“Is it snowing where you are? All the world that I see from my tower is draped in white and the flakes are coming down as big as pop-corns. It’s late afternoon – the sun is just setting (a cold yellow colour) behind some colder violet hills, and I am up in my window seat using the last light to write to you.” ― Jean Webster
My African sunburn was confused. The day before I had been sunning myself on the beach in Diani, Mombasa. I landed in London in the snow, pretty sure my tiny leather jacket wasn’t going to be enough to shield me from the elements. And yet, it was all perfectly lovely. Laughs and long, lingering talks with the incredible Leonie Wise. Frozen fingers and toes. Trudging – and then running – through the flakes, chasing people with brightly colored umbrellas against the landscape, hoping for that perfect shot (mmmm hmmm, I missed it). And dancing. There should always be dancing.

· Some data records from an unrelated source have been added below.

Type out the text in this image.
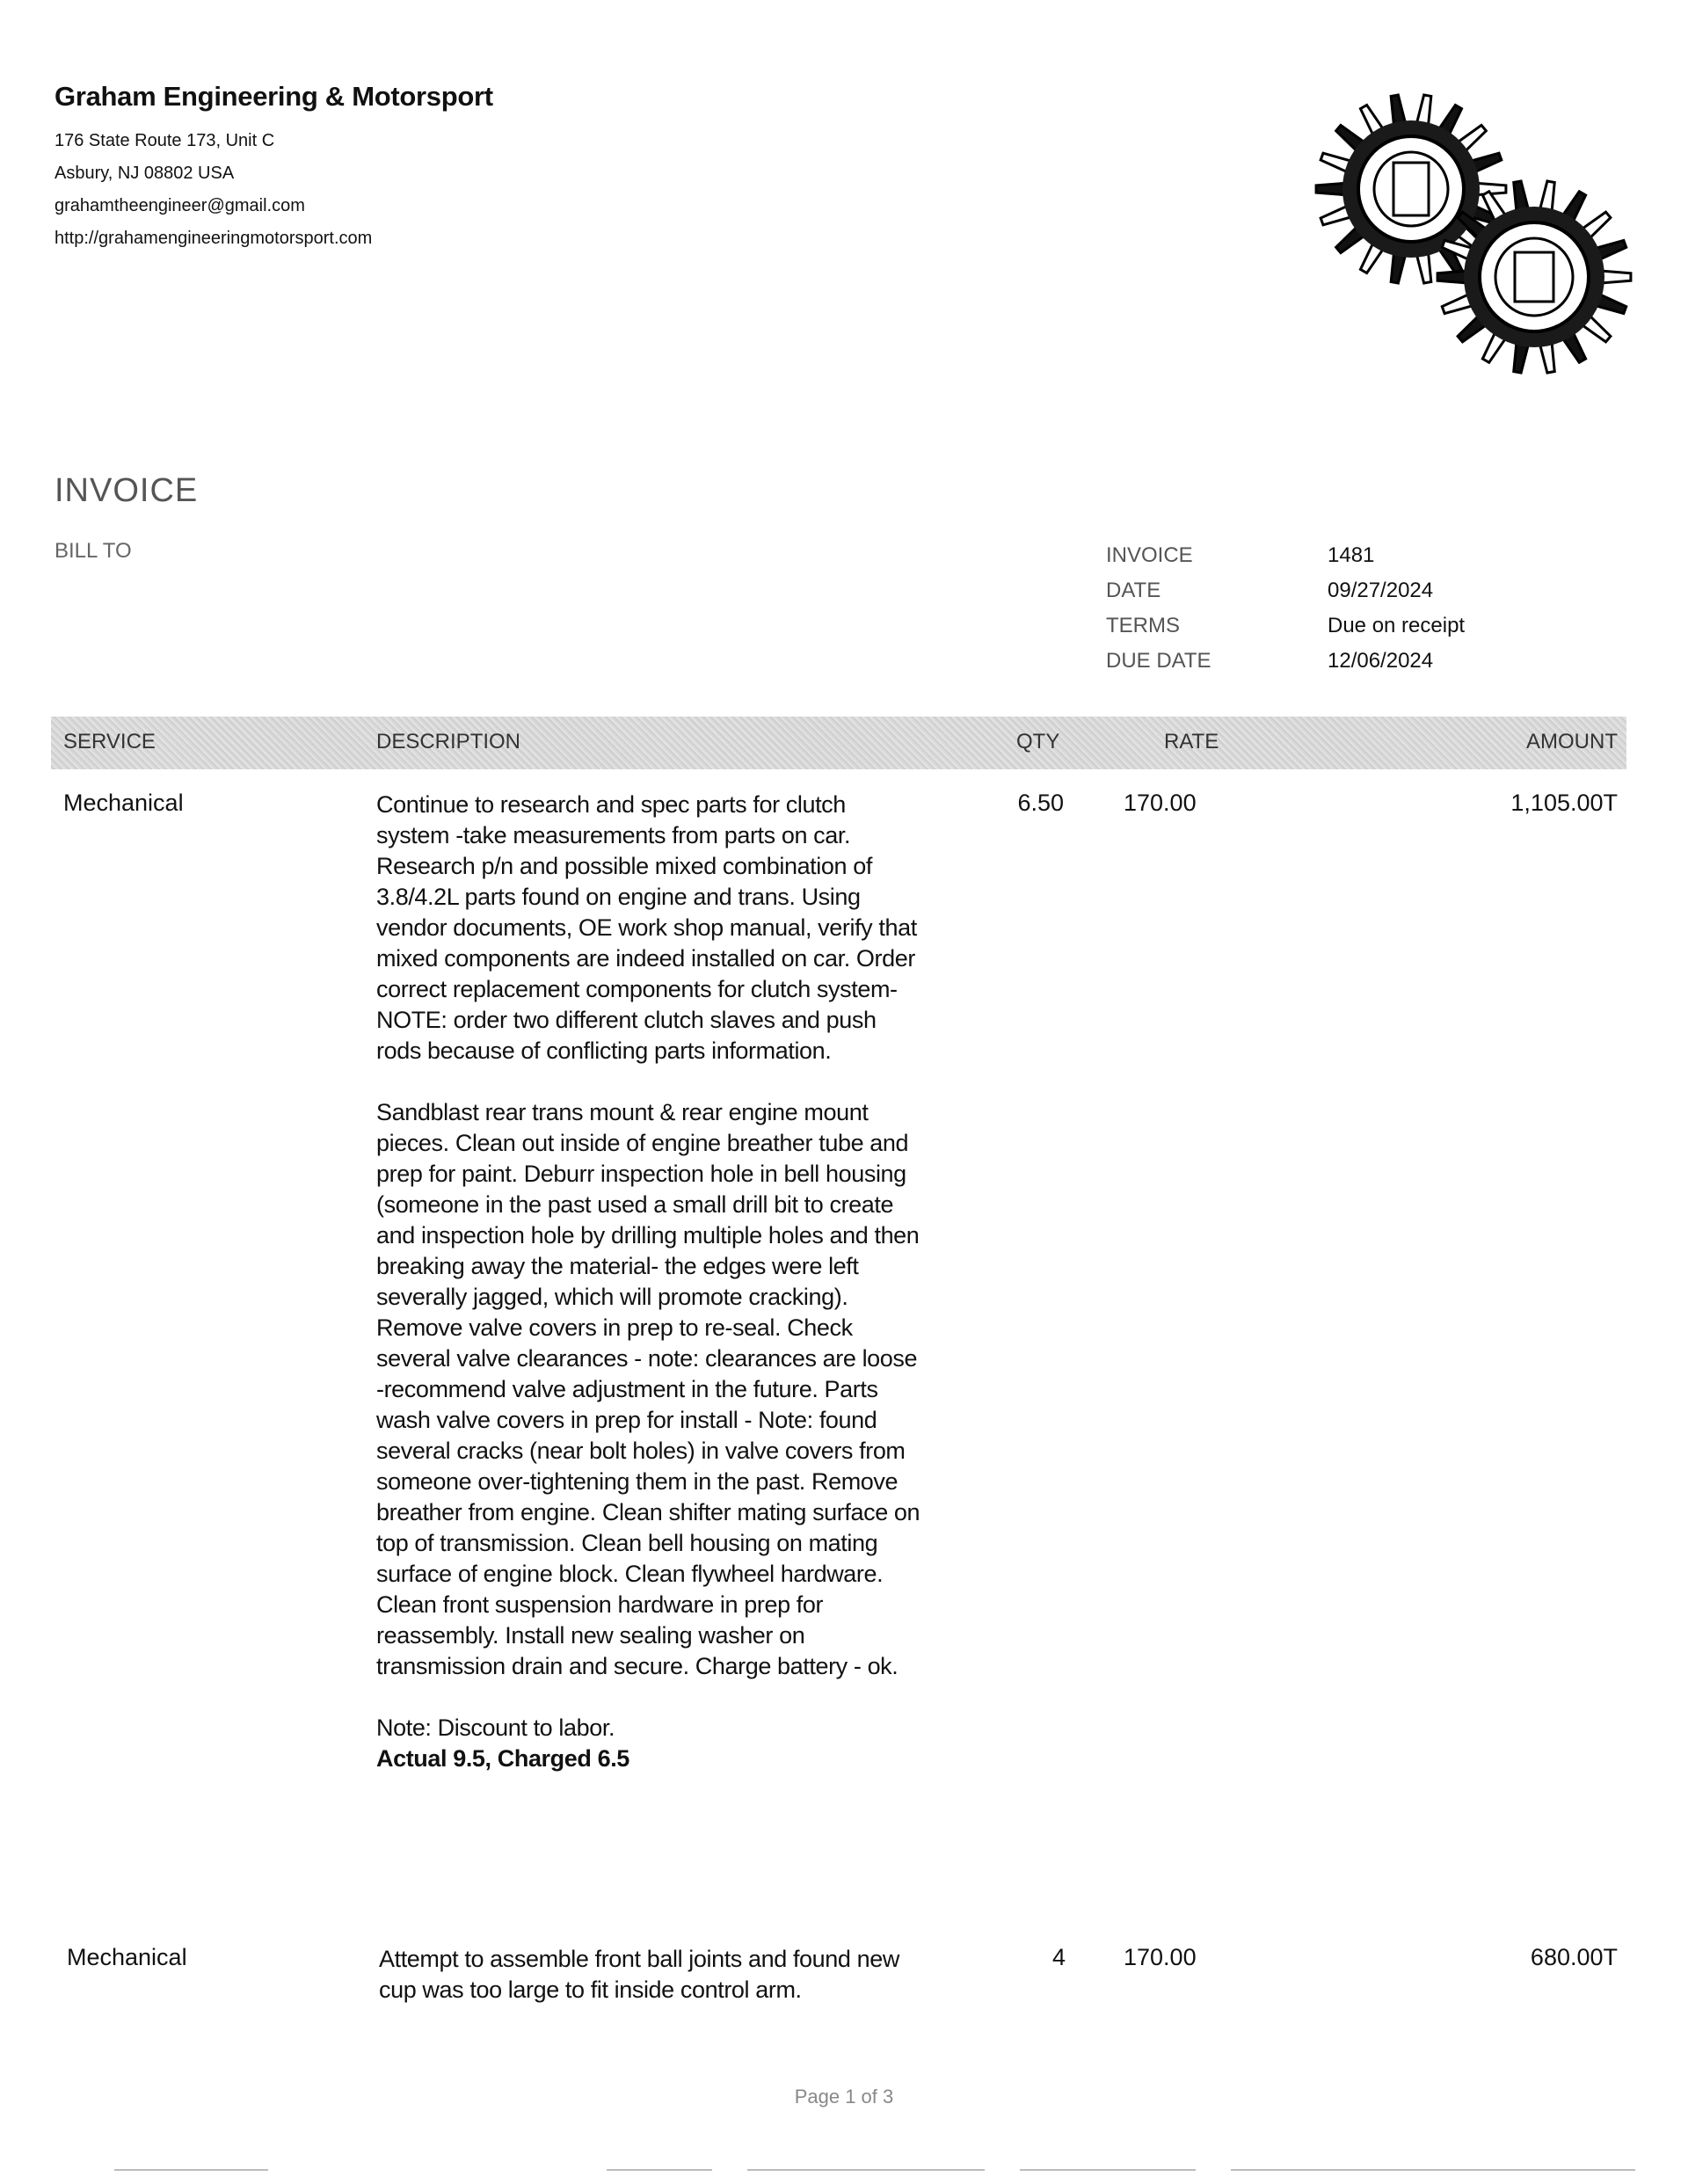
Graham Engineering & Motorsport
176 State Route 173, Unit C
Asbury, NJ 08802 USA
grahamtheengineer@gmail.com
http://grahamengineeringmotorsport.com
INVOICE
BILL TO	INVOICE	1481
DATE	09/27/2024
TERMS	Due on receipt
DUE DATE	12/06/2024
SERVICE	DESCRIPTION	QTY	RATE	AMOUNT
Mechanical	Continue to research and spec parts for clutch system -take measurements from parts on car. Research p/n and possible mixed combination of 3.8/4.2L parts found on engine and trans. Using vendor documents, OE work shop manual, verify that mixed components are indeed installed on car. Order correct replacement components for clutch system- NOTE: order two different clutch slaves and push rods because of conflicting parts information.

Sandblast rear trans mount & rear engine mount pieces. Clean out inside of engine breather tube and prep for paint. Deburr inspection hole in bell housing (someone in the past used a small drill bit to create and inspection hole by drilling multiple holes and then breaking away the material- the edges were left severally jagged, which will promote cracking). Remove valve covers in prep to re-seal. Check several valve clearances - note: clearances are loose -recommend valve adjustment in the future. Parts wash valve covers in prep for install - Note: found several cracks (near bolt holes) in valve covers from someone over-tightening them in the past. Remove breather from engine. Clean shifter mating surface on top of transmission. Clean bell housing on mating surface of engine block. Clean flywheel hardware. Clean front suspension hardware in prep for reassembly. Install new sealing washer on transmission drain and secure. Charge battery - ok.

Note: Discount to labor.
Actual 9.5, Charged 6.5

6.50	170.00	1,105.00T
Mechanical	Attempt to assemble front ball joints and found new cup was too large to fit inside control arm.

4 170.00	680.00T
Page 1 of 3
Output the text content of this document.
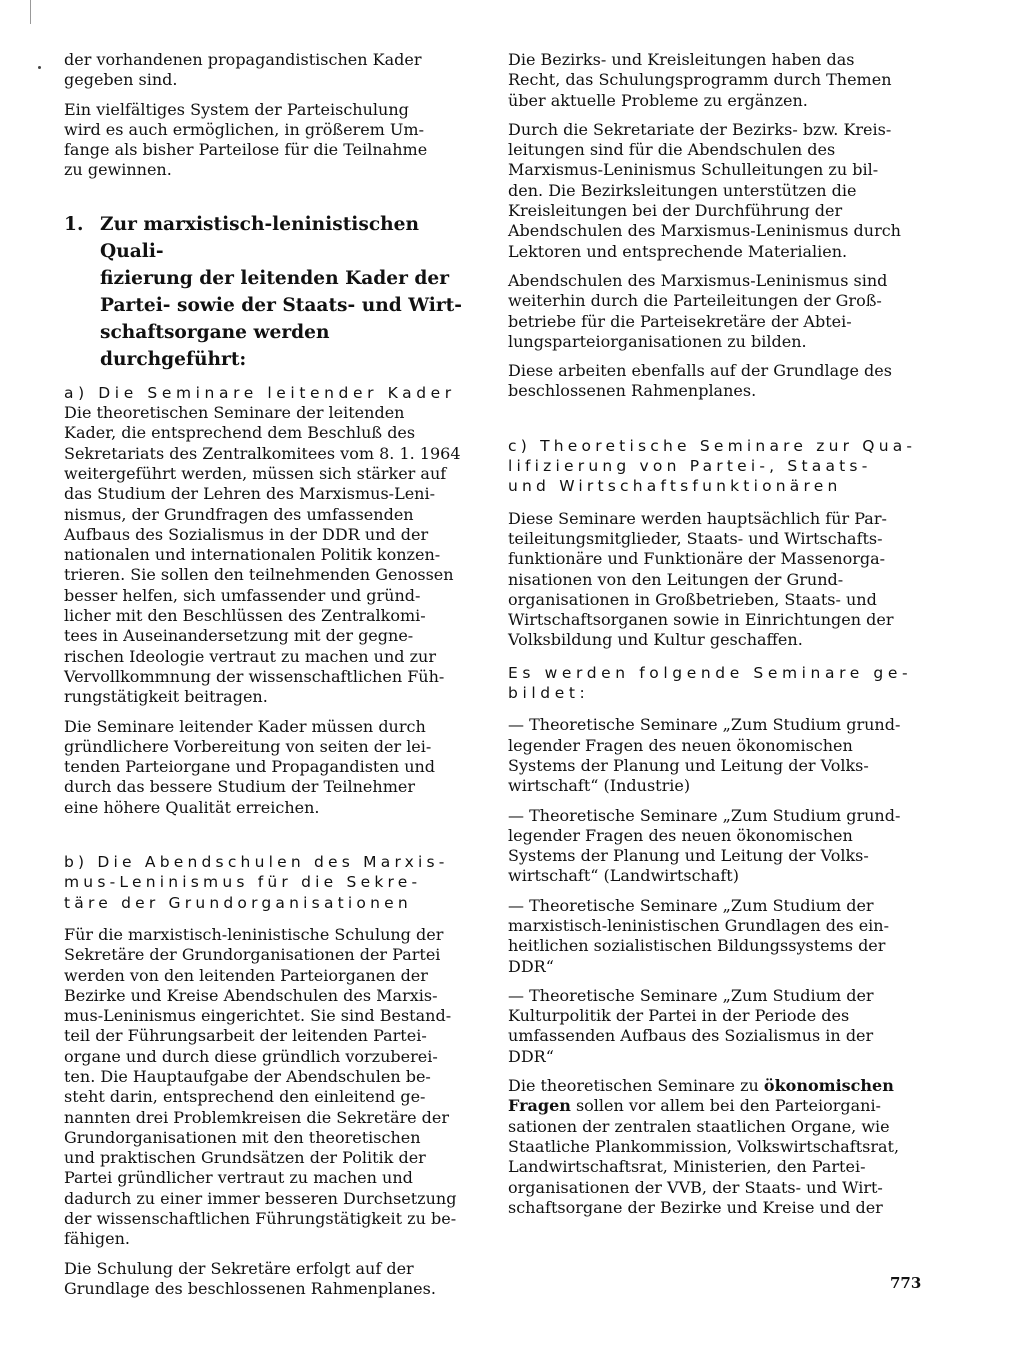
der vorhandenen propagandistischen Kader
gegeben sind.

Ein vielfältiges System der Parteischulung
wird es auch ermöglichen, in größerem Um-
fange als bisher Parteilose für die Teilnahme
zu gewinnen.

1. Zur marxistisch-leninistischen Quali-
fizierung der leitenden Kader der
Partei- sowie der Staats- und Wirt-
schaftsorgane werden durchgeführt:

a) Die Seminare leitender Kader

Die theoretischen Seminare der leitenden
Kader, die entsprechend dem Beschluß des
Sekretariats des Zentralkomitees vom 8. 1. 1964
weitergeführt werden, müssen sich stärker auf
das Studium der Lehren des Marxismus-Leni-
nismus, der Grundfragen des umfassenden
Aufbaus des Sozialismus in der DDR und der
nationalen und internationalen Politik konzen-
trieren. Sie sollen den teilnehmenden Genossen
besser helfen, sich umfassender und gründ-
licher mit den Beschlüssen des Zentralkomi-
tees in Auseinandersetzung mit der gegne-
rischen Ideologie vertraut zu machen und zur
Vervollkommnung der wissenschaftlichen Füh-
rungstätigkeit beitragen.

Die Seminare leitender Kader müssen durch
gründlichere Vorbereitung von seiten der lei-
tenden Parteiorgane und Propagandisten und
durch das bessere Studium der Teilnehmer
eine höhere Qualität erreichen.

b) Die Abendschulen des Marxis-
mus-Leninismus für die Sekre-
täre der Grundorganisationen

Für die marxistisch-leninistische Schulung der
Sekretäre der Grundorganisationen der Partei
werden von den leitenden Parteiorganen der
Bezirke und Kreise Abendschulen des Marxis-
mus-Leninismus eingerichtet. Sie sind Bestand-
teil der Führungsarbeit der leitenden Partei-
organe und durch diese gründlich vorzuberei-
ten. Die Hauptaufgabe der Abendschulen be-
steht darin, entsprechend den einleitend ge-
nannten drei Problemkreisen die Sekretäre der
Grundorganisationen mit den theoretischen
und praktischen Grundsätzen der Politik der
Partei gründlicher vertraut zu machen und
dadurch zu einer immer besseren Durchsetzung
der wissenschaftlichen Führungstätigkeit zu be-
fähigen.

Die Schulung der Sekretäre erfolgt auf der
Grundlage des beschlossenen Rahmenplanes.

Die Bezirks- und Kreisleitungen haben das
Recht, das Schulungsprogramm durch Themen
über aktuelle Probleme zu ergänzen.

Durch die Sekretariate der Bezirks- bzw. Kreis-
leitungen sind für die Abendschulen des
Marxismus-Leninismus Schulleitungen zu bil-
den. Die Bezirksleitungen unterstützen die
Kreisleitungen bei der Durchführung der
Abendschulen des Marxismus-Leninismus durch
Lektoren und entsprechende Materialien.

Abendschulen des Marxismus-Leninismus sind
weiterhin durch die Parteileitungen der Groß-
betriebe für die Parteisekretäre der Abtei-
lungsparteiorganisationen zu bilden.

Diese arbeiten ebenfalls auf der Grundlage des
beschlossenen Rahmenplanes.

c) Theoretische Seminare zur Qua-
lifizierung von Partei-, Staats-
und Wirtschaftsfunktionären

Diese Seminare werden hauptsächlich für Par-
teileitungsmitglieder, Staats- und Wirtschafts-
funktionäre und Funktionäre der Massenorga-
nisationen von den Leitungen der Grund-
organisationen in Großbetrieben, Staats- und
Wirtschaftsorganen sowie in Einrichtungen der
Volksbildung und Kultur geschaffen.

Es werden folgende Seminare ge-
bildet:

— Theoretische Seminare „Zum Studium grund-
legender Fragen des neuen ökonomischen
Systems der Planung und Leitung der Volks-
wirtschaft“ (Industrie)

— Theoretische Seminare „Zum Studium grund-
legender Fragen des neuen ökonomischen
Systems der Planung und Leitung der Volks-
wirtschaft“ (Landwirtschaft)

— Theoretische Seminare „Zum Studium der
marxistisch-leninistischen Grundlagen des ein-
heitlichen sozialistischen Bildungssystems der
DDR“

— Theoretische Seminare „Zum Studium der
Kulturpolitik der Partei in der Periode des
umfassenden Aufbaus des Sozialismus in der
DDR“

Die theoretischen Seminare zu ökonomischen
Fragen sollen vor allem bei den Parteiorgani-
sationen der zentralen staatlichen Organe, wie
Staatliche Plankommission, Volkswirtschaftsrat,
Landwirtschaftsrat, Ministerien, den Partei-
organisationen der VVB, der Staats- und Wirt-
schaftsorgane der Bezirke und Kreise und der

773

“Dance, when you’re broken open. Dance, if you’ve torn the bandage off. Dance in the middle of the fighting. Dance in your blood. Dance when you’re perfectly free.” – Rumi
“For the listener, who listens in the snow, / And, nothing himself, beholds /
Nothing that is not there and the nothing that is.” – Wallace Stevens
“Well, I know now. I know a little more how much a simple thing like a snowfall can mean to a person.” – Sylvia Plath
Like my previous trip to Barcelona, I again found myself a traveler in a city that normally doesn’t experience snowfall. Perhaps this should be my motto: “Storm Cynthia; I bring the chill.” It was cold. Wet. I was frozen to my core on each of our adventures. Intentional camera movement? Not a problem. But as I bid farewell to London, I realized that the entire city had become a painting to me, made up mostly of blue and gold watercolors. And I was oh-so-suddenly warm.